What is carbon footprinting

Why is Carbon Footprinting necessary?

It is socially necessary to systematically reduce greenhouse gas emissions, and to do so as soon as possible. For every company, it therefore becomes a matter of course to set up carbon accounting alongside financial accounting: a normal part of business operations. Properly recording the source data from the operation, accurately processing it into figures that are used for justification, reporting and analysis, audited by an accountant who provides an unqualified opinion, is becoming the norm. Because customers, consumers and governments alike are going to ask probing questions and want to be able to trust the numbers. More and more, a price is being put on CO2, which is having an increasing impact on the results. Carbon footprinting provides the answer to those questions.


The logistics sector is a major contributor to CO2 emissions and therefore plays a key role in allocating and sharing these emissions throughout the chain.

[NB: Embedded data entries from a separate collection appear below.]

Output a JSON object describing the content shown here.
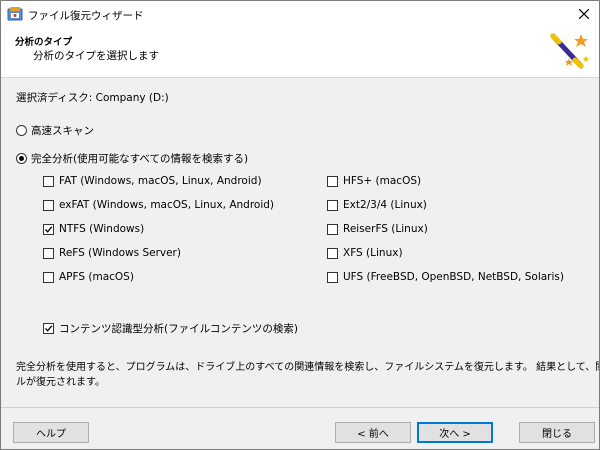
{
  "window": {
    "title": "ファイル復元ウィザード"
  },
  "header": {
    "title": "分析のタイプ",
    "subtitle": "分析のタイプを選択します"
  },
  "selected_disk": "選択済ディスク: Company (D:)",
  "options": {
    "quick_scan": {
      "label": "高速スキャン",
      "checked": false
    },
    "full_analysis": {
      "label": "完全分析(使用可能なすべての情報を検索する)",
      "checked": true
    }
  },
  "filesystems_left": [
    {
      "label": "FAT (Windows, macOS, Linux, Android)",
      "checked": false
    },
    {
      "label": "exFAT (Windows, macOS, Linux, Android)",
      "checked": false
    },
    {
      "label": "NTFS (Windows)",
      "checked": true
    },
    {
      "label": "ReFS (Windows Server)",
      "checked": false
    },
    {
      "label": "APFS (macOS)",
      "checked": false
    }
  ],
  "filesystems_right": [
    {
      "label": "HFS+ (macOS)",
      "checked": false
    },
    {
      "label": "Ext2/3/4 (Linux)",
      "checked": false
    },
    {
      "label": "ReiserFS (Linux)",
      "checked": false
    },
    {
      "label": "XFS (Linux)",
      "checked": false
    },
    {
      "label": "UFS (FreeBSD, OpenBSD, NetBSD, Solaris)",
      "checked": false
    }
  ],
  "content_analysis": {
    "label": "コンテンツ認識型分析(ファイルコンテンツの検索)",
    "checked": true
  },
  "description": {
    "line1": "完全分析を使用すると、プログラムは、ドライブ上のすべての関連情報を検索し、ファイルシステムを復元します。 結果として、関連するすべてのファイ",
    "line2": "ルが復元されます。"
  },
  "buttons": {
    "help": "ヘルプ",
    "back": "< 前へ",
    "next": "次へ >",
    "close": "閉じる"
  },
  "colors": {
    "accent": "#0078d7",
    "dialog_bg": "#f0f0f0"
  }
}
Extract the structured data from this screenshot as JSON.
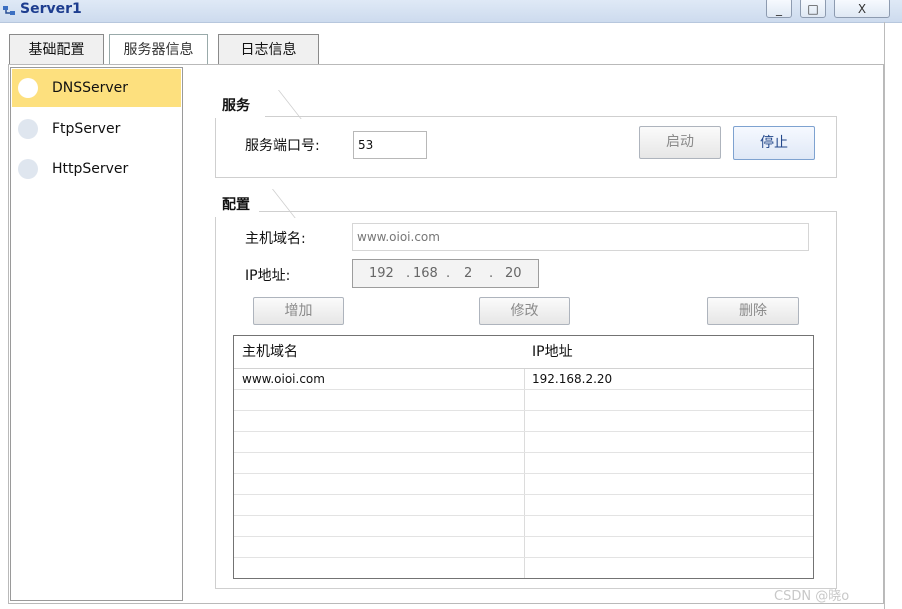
{
  "window": {
    "title": "Server1",
    "controls": {
      "minimize": "_",
      "maximize": "□",
      "close": "X"
    }
  },
  "tabs": [
    {
      "label": "基础配置"
    },
    {
      "label": "服务器信息"
    },
    {
      "label": "日志信息"
    }
  ],
  "services": [
    {
      "label": "DNSServer",
      "selected": true
    },
    {
      "label": "FtpServer",
      "selected": false
    },
    {
      "label": "HttpServer",
      "selected": false
    }
  ],
  "service_section": {
    "title": "服务",
    "port_label": "服务端口号:",
    "port_value": "53",
    "start_button": "启动",
    "stop_button": "停止"
  },
  "config_section": {
    "title": "配置",
    "domain_label": "主机域名:",
    "domain_value": "www.oioi.com",
    "ip_label": "IP地址:",
    "ip_octets": [
      "192",
      "168",
      "2",
      "20"
    ],
    "ip_dot": ".",
    "add_button": "增加",
    "modify_button": "修改",
    "delete_button": "删除"
  },
  "table": {
    "headers": [
      "主机域名",
      "IP地址"
    ],
    "rows": [
      [
        "www.oioi.com",
        "192.168.2.20"
      ]
    ]
  },
  "watermark": "CSDN @晓o"
}
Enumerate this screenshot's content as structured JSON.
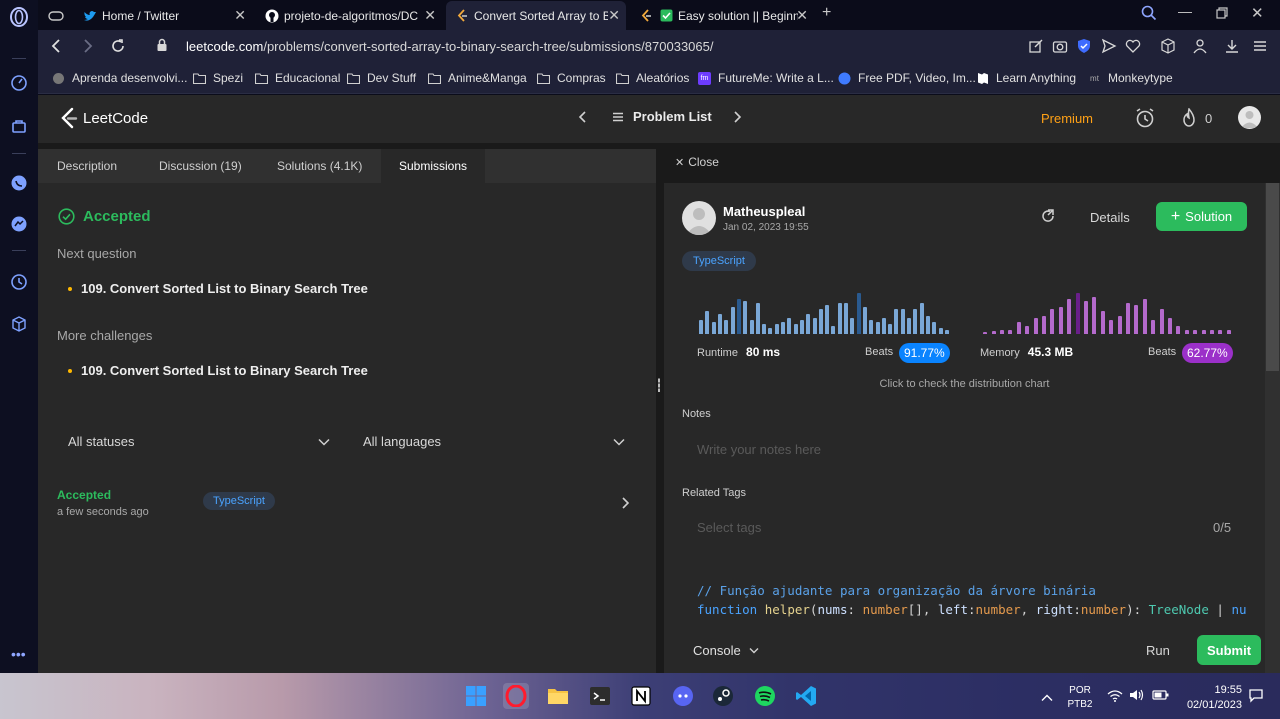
{
  "browser": {
    "tabs": [
      {
        "label": "Home / Twitter",
        "icon": "twitter-icon"
      },
      {
        "label": "projeto-de-algoritmos/DC",
        "icon": "github-icon"
      },
      {
        "label": "Convert Sorted Array to Bin",
        "icon": "leetcode-icon"
      },
      {
        "label": "Easy solution || Beginne",
        "icon": "checkbox-icon"
      }
    ],
    "url_host": "leetcode.com",
    "url_path": "/problems/convert-sorted-array-to-binary-search-tree/submissions/870033065/",
    "bookmarks": [
      "Aprenda desenvolvi...",
      "Spezi",
      "Educacional",
      "Dev Stuff",
      "Anime&Manga",
      "Compras",
      "Aleatórios",
      "FutureMe: Write a L...",
      "Free PDF, Video, Im...",
      "Learn Anything",
      "Monkeytype"
    ],
    "accent": "#f2a93b"
  },
  "lc": {
    "logo": "LeetCode",
    "problem_list": "Problem List",
    "premium": "Premium",
    "streak": "0",
    "tabs": [
      "Description",
      "Discussion (19)",
      "Solutions (4.1K)",
      "Submissions"
    ],
    "close_label": "Close"
  },
  "left": {
    "status": "Accepted",
    "next_question_title": "Next question",
    "next_question": "109. Convert Sorted List to Binary Search Tree",
    "more_challenges_title": "More challenges",
    "more_challenge": "109. Convert Sorted List to Binary Search Tree",
    "filter_status": "All statuses",
    "filter_language": "All languages",
    "submission": {
      "status": "Accepted",
      "time": "a few seconds ago",
      "language": "TypeScript"
    }
  },
  "right": {
    "user": "Matheuspleal",
    "date": "Jan 02, 2023 19:55",
    "details": "Details",
    "solution": "Solution",
    "language": "TypeScript",
    "runtime_label": "Runtime",
    "runtime_value": "80 ms",
    "runtime_beats_label": "Beats",
    "runtime_beats": "91.77%",
    "memory_label": "Memory",
    "memory_value": "45.3 MB",
    "memory_beats_label": "Beats",
    "memory_beats": "62.77%",
    "dist_hint": "Click to check the distribution chart",
    "notes_label": "Notes",
    "notes_placeholder": "Write your notes here",
    "tags_label": "Related Tags",
    "tags_placeholder": "Select tags",
    "tags_count": "0/5",
    "code_line1": "// Função ajudante para organização da árvore binária",
    "code_kw_function": "function",
    "code_fn": "helper",
    "code_p_nums": "nums",
    "code_t_number": "number",
    "code_p_left": "left",
    "code_p_right": "right",
    "code_t_treenode": "TreeNode",
    "code_trunc": "nu",
    "console": "Console",
    "run": "Run",
    "submit": "Submit"
  },
  "runtime_hist": [
    0.35,
    0.55,
    0.3,
    0.5,
    0.35,
    0.65,
    0.85,
    0.8,
    0.35,
    0.75,
    0.25,
    0.15,
    0.25,
    0.3,
    0.4,
    0.25,
    0.35,
    0.5,
    0.4,
    0.6,
    0.7,
    0.2,
    0.75,
    0.75,
    0.4,
    1.0,
    0.65,
    0.35,
    0.3,
    0.4,
    0.25,
    0.6,
    0.6,
    0.4,
    0.6,
    0.75,
    0.45,
    0.3,
    0.15,
    0.1
  ],
  "runtime_highlight": [
    6,
    25
  ],
  "memory_hist": [
    0.05,
    0.07,
    0.1,
    0.1,
    0.3,
    0.2,
    0.4,
    0.45,
    0.6,
    0.65,
    0.85,
    1.0,
    0.8,
    0.9,
    0.55,
    0.35,
    0.45,
    0.75,
    0.7,
    0.85,
    0.35,
    0.6,
    0.4,
    0.2,
    0.1,
    0.1,
    0.1,
    0.1,
    0.1,
    0.1
  ],
  "memory_highlight": 11,
  "colors": {
    "green": "#2cbb5d",
    "blue_badge": "#0a84ff",
    "purple_badge": "#9b30c9",
    "runtime_bar": "#7aa7d6",
    "runtime_bar_hi": "#2a5a8f",
    "memory_bar": "#b46acc",
    "memory_bar_hi": "#6a1f8a",
    "premium": "#ffa116"
  },
  "taskbar": {
    "lang1": "POR",
    "lang2": "PTB2",
    "time": "19:55",
    "date": "02/01/2023"
  }
}
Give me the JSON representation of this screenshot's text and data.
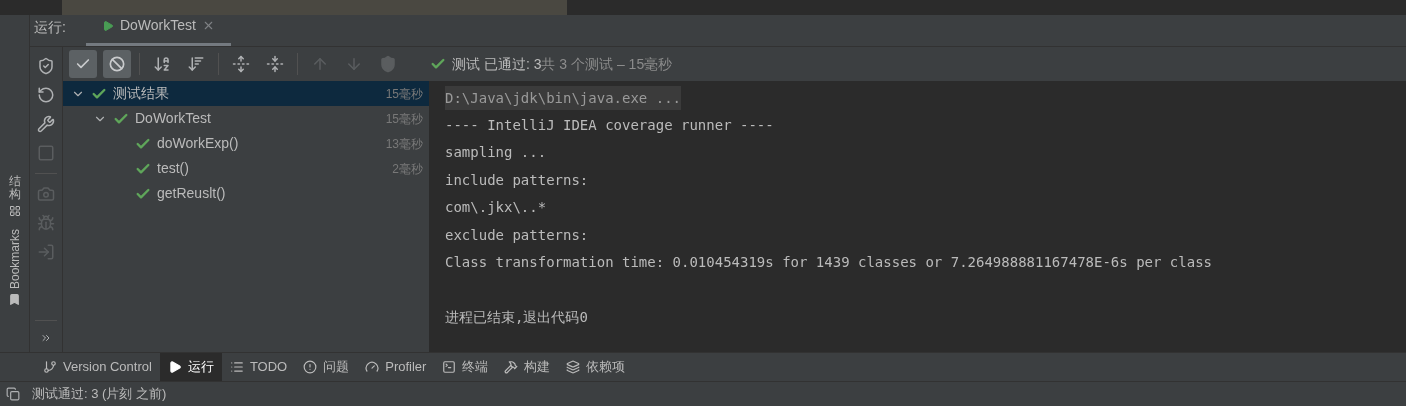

Our objective is to provide companies with an accessible way to gain more experience with carbon footprinting, to increase the value for a company and to facilitate upscaling in the application of carbon footprinting.

Our Roadmap shows you where the challenges lie and what activities we focus on. For example, we are working on (ISO) standards for comparison and exchange of data and results, CO2 calculation methods, tools and benchmarks.

The challenge: from modeling to chain accounting.

For logistics, good measuring and recording is a challenge: the diversity in logistics is large, the variability of chains is great, many of the activities are outsourced (and subcontracted) and the chains can be very long and international. All those parties need to capture their basic data in the same way, process the data and pass it back to their customers.

In recent decades, many parties have started to estimate and model their (complex) chains, to get a feel for the emissions total and what each part contributes to that total. The next step is to set up (as with financial accounting) carbon accounting: measure, record, process and report.

And just as with financial accounting, this requires agreements on the way data is registered and processed, on auditing by accountants, and on the indicators that are reported on. These guidelines have largely been developed, just like the tools to set up an accounting system or the audit protocols for accountants. This site will give you an insight into the backgrounds of carbon footprinting.


EN 16258 is the standard for calculating emissions that many methods in Europe fall back on. This standard is far too broad and very outdated. Therefore new initiatives have been taken such as the COFRET working group advices and recently the GLEC guidelines. In 2020, an ISO standard development started in which the Netherlands participates.This combines the advice of the COFRET working group, and the GLEC guidelines. Part of the standard focuses on modeling, part on carbon footprinting as an accounting method. The descriptions on this website correspond to the latter.

More frequent and wider application

The standardization, the application guidelines and the development of tools and software tailored to this will make it increasingly easy to apply carbon footprinting in the company. The first advantage is a clear insight into one’s own company: reducing CO2 emissions (or energy consumption) without using new technology also means reducing costs. With good figures a company can compare itself with colleagues: are we doing well compared to the market average? The second advantage is that the chain effects become visible: everyone is doing their best, but sometimes the chain is not cleverly arranged and that is where the profit lies. With good figures, customers can get very important information about their orders. And in an industry, the shippers can make a plan to jointly report to the government about the emissions in the industry and how they will be reduced.